E2LLM: Encoder Elongated Large Language Models for Long-Context Understanding and Reasoning

Zihan Liao, Jun Wang, Hang Yu, Lingxiao Wei, Jianguo Li, Jun Wang, Wei Zhang

公開日: 2024/9/10

Abstract

Processing long contexts is increasingly important for Large Language Models (LLMs) in tasks like multi-turn dialogues, code generation, and document summarization. This paper addresses the challenges of achieving high long-context performance, low computational complexity, and compatibility with pretrained models -- collectively termed the ``impossible triangle''. We introduce E2LLM (Encoder Elongated Large Language Models), a novel approach that effectively navigates this paradox.

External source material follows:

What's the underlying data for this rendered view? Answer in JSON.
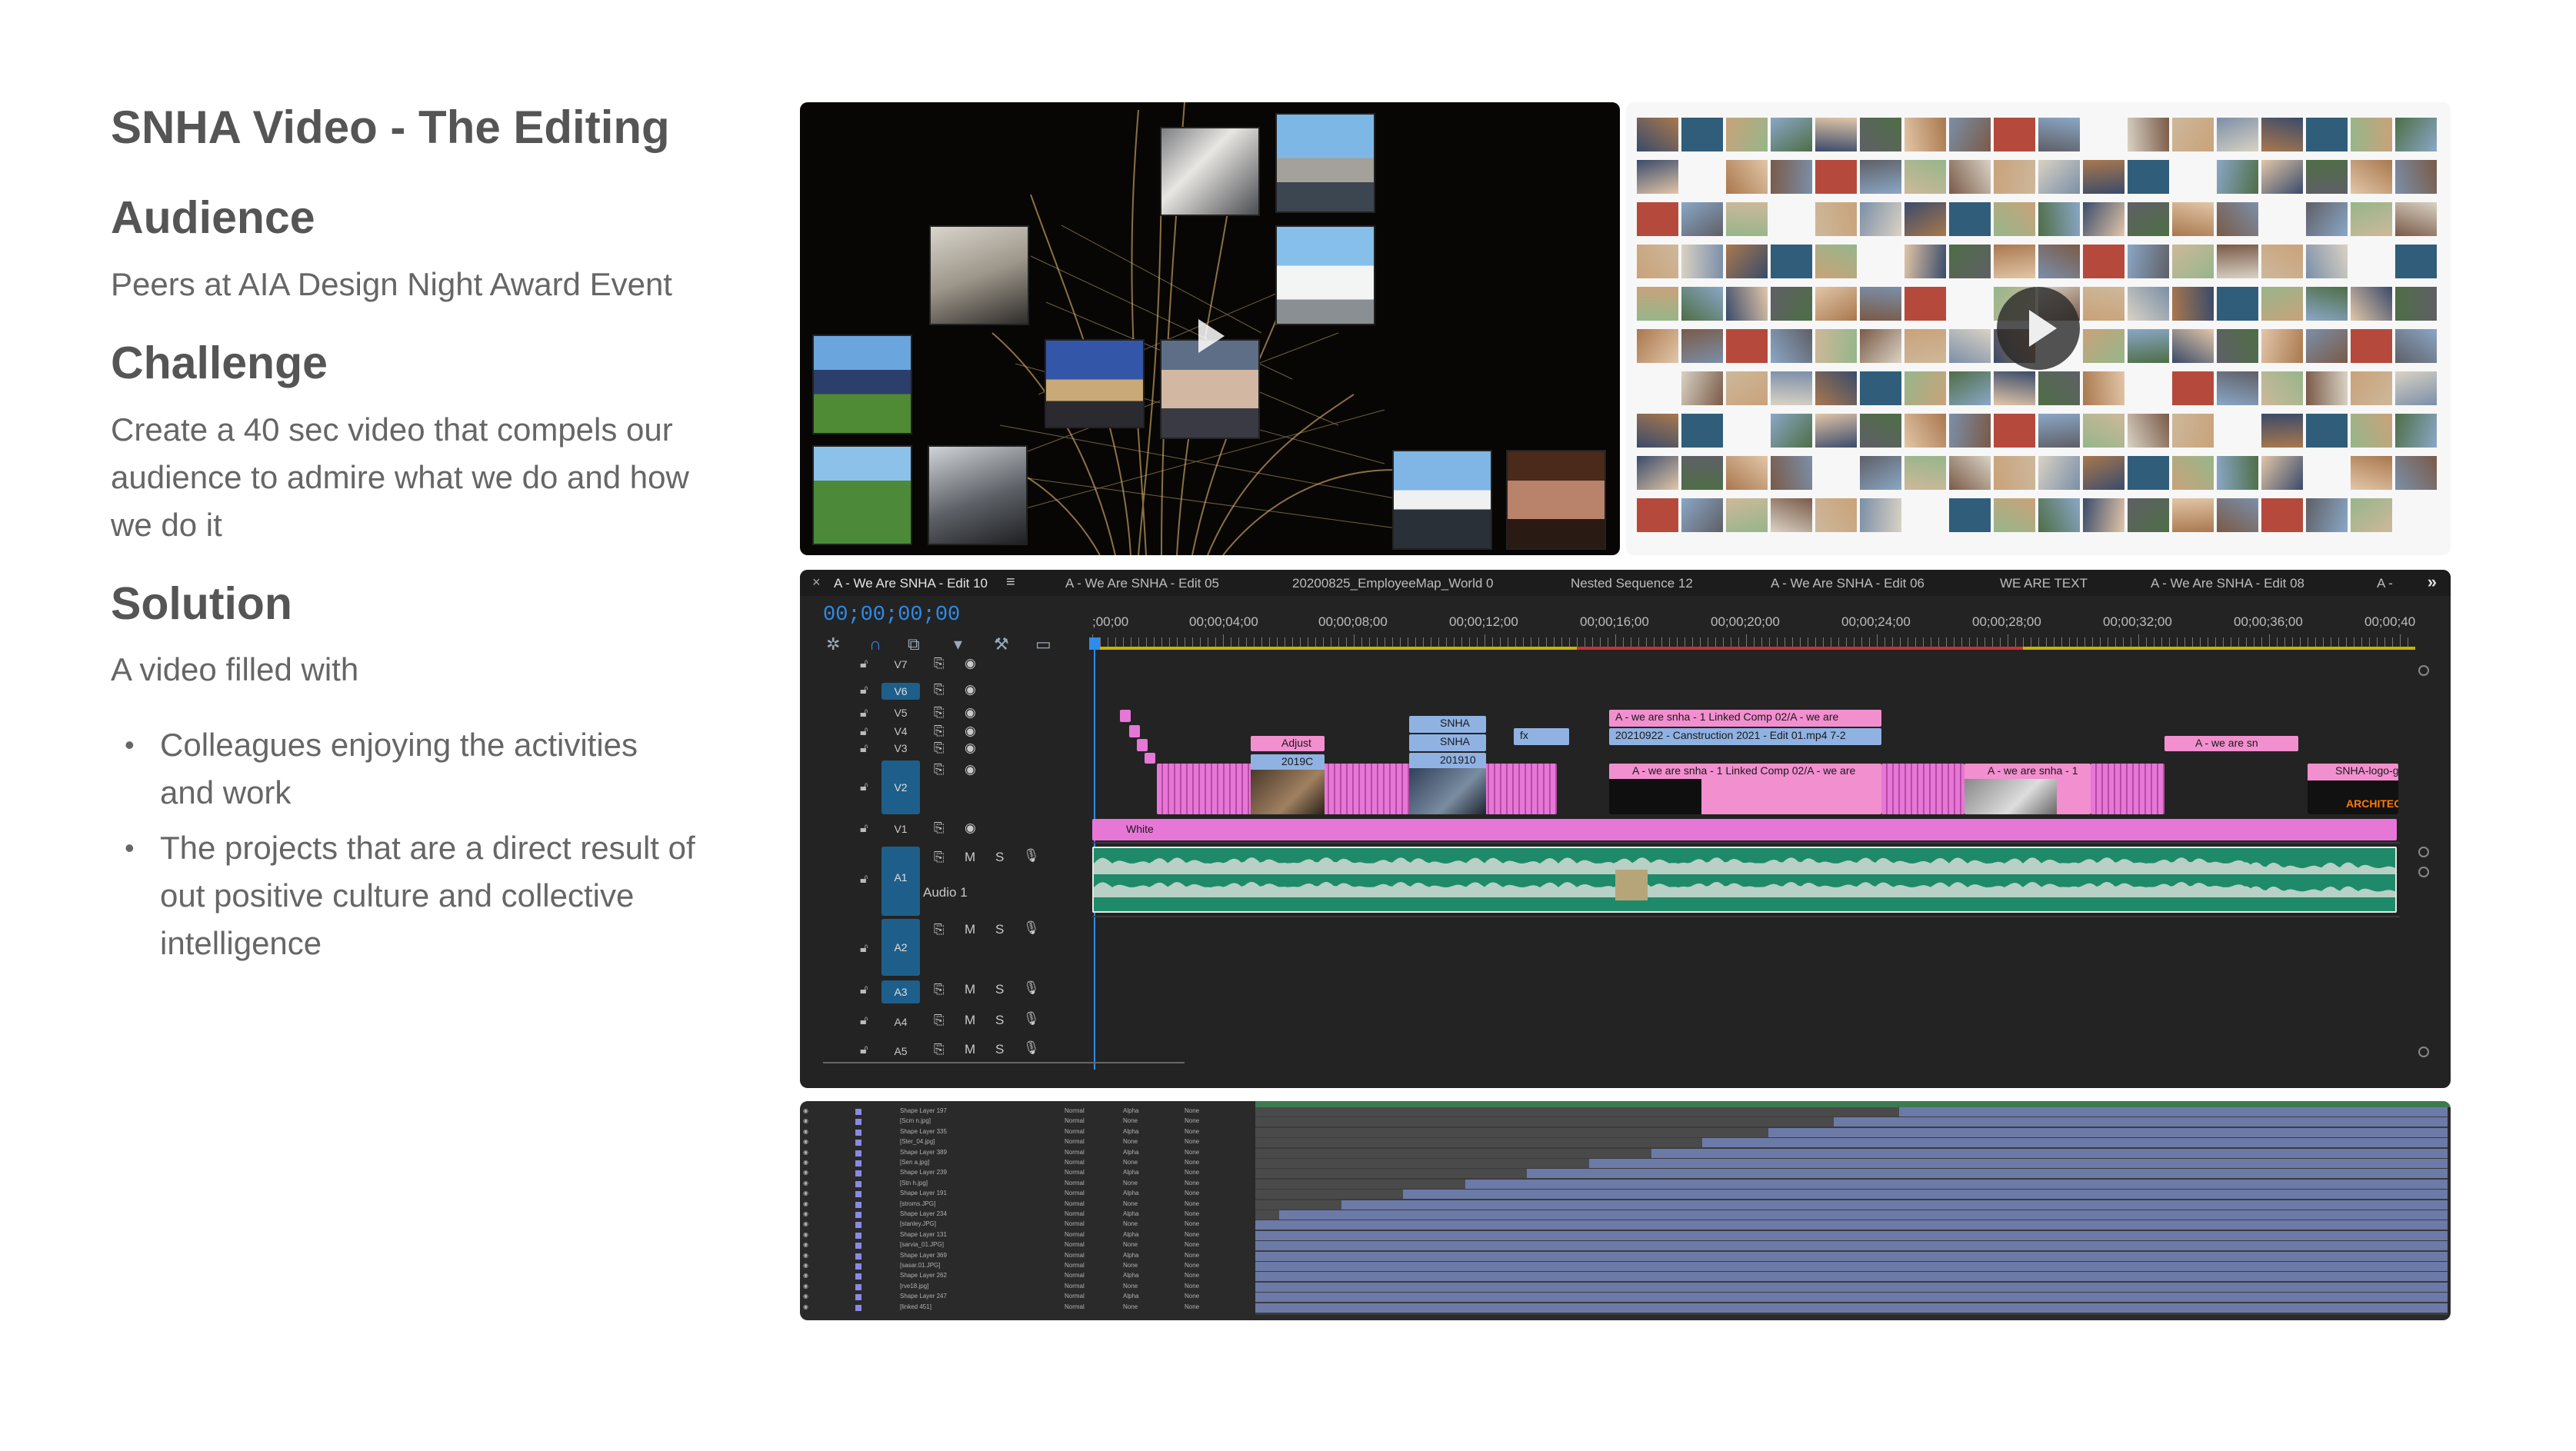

E2LLM divides long contexts into chunks, compresses each into soft prompts using a pretrained text encoder, and aligns these representations with a decoder-only LLM via an adapter. To enhance the LLM's reasoning with these soft prompts, we employ two training objectives: encoder output reconstruction and long-context instruction fine-tuning. Extensive experiments reveal that E2LLM not only outperforms 8 state-of-the-art (SOTA) methods in effectiveness and efficiency for document summarization and question answering, but also achieves the best performance on LongBench v2 among models of comparable size.